The national crusade for related solutions was embodied in the past government’s National Economic Empowerment and Development Strategy (NEEDS) at both Federal and state levels, with a focus on poverty reduction, employment generation, wealth creation and value re-orientation. The NEEDS programme was soon contaminated with the usual Nigerian factor characterized by political bigotry, bribery and corruption, accountability problem, and so on. Hence many of our university graduates still roam and streets of Lagos, Abuja and other big cities in search of nonexistent Jobs, with no regard to the overwhelming alternatives in entrepreneurship.

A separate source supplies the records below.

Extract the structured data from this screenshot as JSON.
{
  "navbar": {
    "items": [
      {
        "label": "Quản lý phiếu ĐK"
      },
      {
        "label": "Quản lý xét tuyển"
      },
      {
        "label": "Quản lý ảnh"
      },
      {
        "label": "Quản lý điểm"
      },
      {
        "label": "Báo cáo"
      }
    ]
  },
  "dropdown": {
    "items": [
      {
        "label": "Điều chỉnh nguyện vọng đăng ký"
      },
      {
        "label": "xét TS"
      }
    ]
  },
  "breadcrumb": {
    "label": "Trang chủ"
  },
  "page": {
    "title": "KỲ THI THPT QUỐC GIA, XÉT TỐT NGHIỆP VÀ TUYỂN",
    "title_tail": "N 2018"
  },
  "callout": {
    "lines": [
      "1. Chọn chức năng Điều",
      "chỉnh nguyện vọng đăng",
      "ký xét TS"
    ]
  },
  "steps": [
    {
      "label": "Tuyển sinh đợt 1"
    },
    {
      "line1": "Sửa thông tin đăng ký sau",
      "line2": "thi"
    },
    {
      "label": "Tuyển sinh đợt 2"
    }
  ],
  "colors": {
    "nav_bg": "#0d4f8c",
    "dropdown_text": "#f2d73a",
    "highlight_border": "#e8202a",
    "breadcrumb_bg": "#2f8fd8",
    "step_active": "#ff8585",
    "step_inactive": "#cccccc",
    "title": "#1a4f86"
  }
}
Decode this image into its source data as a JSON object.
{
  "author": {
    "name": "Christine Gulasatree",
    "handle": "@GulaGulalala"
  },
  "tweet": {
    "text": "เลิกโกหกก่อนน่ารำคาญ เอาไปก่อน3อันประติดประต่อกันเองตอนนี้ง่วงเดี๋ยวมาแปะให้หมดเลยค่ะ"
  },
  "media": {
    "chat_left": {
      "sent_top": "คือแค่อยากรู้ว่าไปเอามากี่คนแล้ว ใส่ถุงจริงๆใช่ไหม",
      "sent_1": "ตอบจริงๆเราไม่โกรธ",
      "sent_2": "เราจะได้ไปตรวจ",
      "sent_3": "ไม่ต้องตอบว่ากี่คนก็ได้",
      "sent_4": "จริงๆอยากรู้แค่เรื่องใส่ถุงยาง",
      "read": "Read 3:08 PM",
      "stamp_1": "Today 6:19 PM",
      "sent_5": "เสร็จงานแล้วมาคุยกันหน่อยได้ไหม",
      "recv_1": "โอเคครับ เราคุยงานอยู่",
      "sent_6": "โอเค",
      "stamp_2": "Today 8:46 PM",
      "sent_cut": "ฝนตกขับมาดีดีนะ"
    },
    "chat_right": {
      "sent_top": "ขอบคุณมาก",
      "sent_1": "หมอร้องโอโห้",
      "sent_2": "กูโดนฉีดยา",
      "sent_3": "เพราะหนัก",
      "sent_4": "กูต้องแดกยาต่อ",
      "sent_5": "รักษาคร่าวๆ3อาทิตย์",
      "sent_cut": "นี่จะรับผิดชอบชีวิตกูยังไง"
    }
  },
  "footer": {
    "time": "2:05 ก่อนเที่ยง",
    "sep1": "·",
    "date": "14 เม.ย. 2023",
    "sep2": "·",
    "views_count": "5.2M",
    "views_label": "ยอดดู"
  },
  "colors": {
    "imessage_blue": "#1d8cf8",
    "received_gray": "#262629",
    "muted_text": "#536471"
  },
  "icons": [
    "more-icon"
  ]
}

Entrepreneurship involves identifying a brand new business opportunity, starting it and seeing to its growth in most cases. Entrepreneurial Studies enable students to acquire certain personal characteristics and enabling qualifies skills, expertise, attitudes and aptitudes, including functional management skills needed for successful entrepreneurial ventures within or outside one’s area of specialization or professional calling. In a nascent University education system, bereft of clear job and work curriculum orientations, but poised for university autonomy, individual universities make a lot of difference. The National Universities Commission has given a nod to Entrepreneurship Studies In the entire nation’s university curriculum and MOUAU has joined the first few universities to respond accordingly and fully. The new divide in the Nigerian university education will be between those with properly Integrated Entrepreneurship Studies into their general curriculum and those without.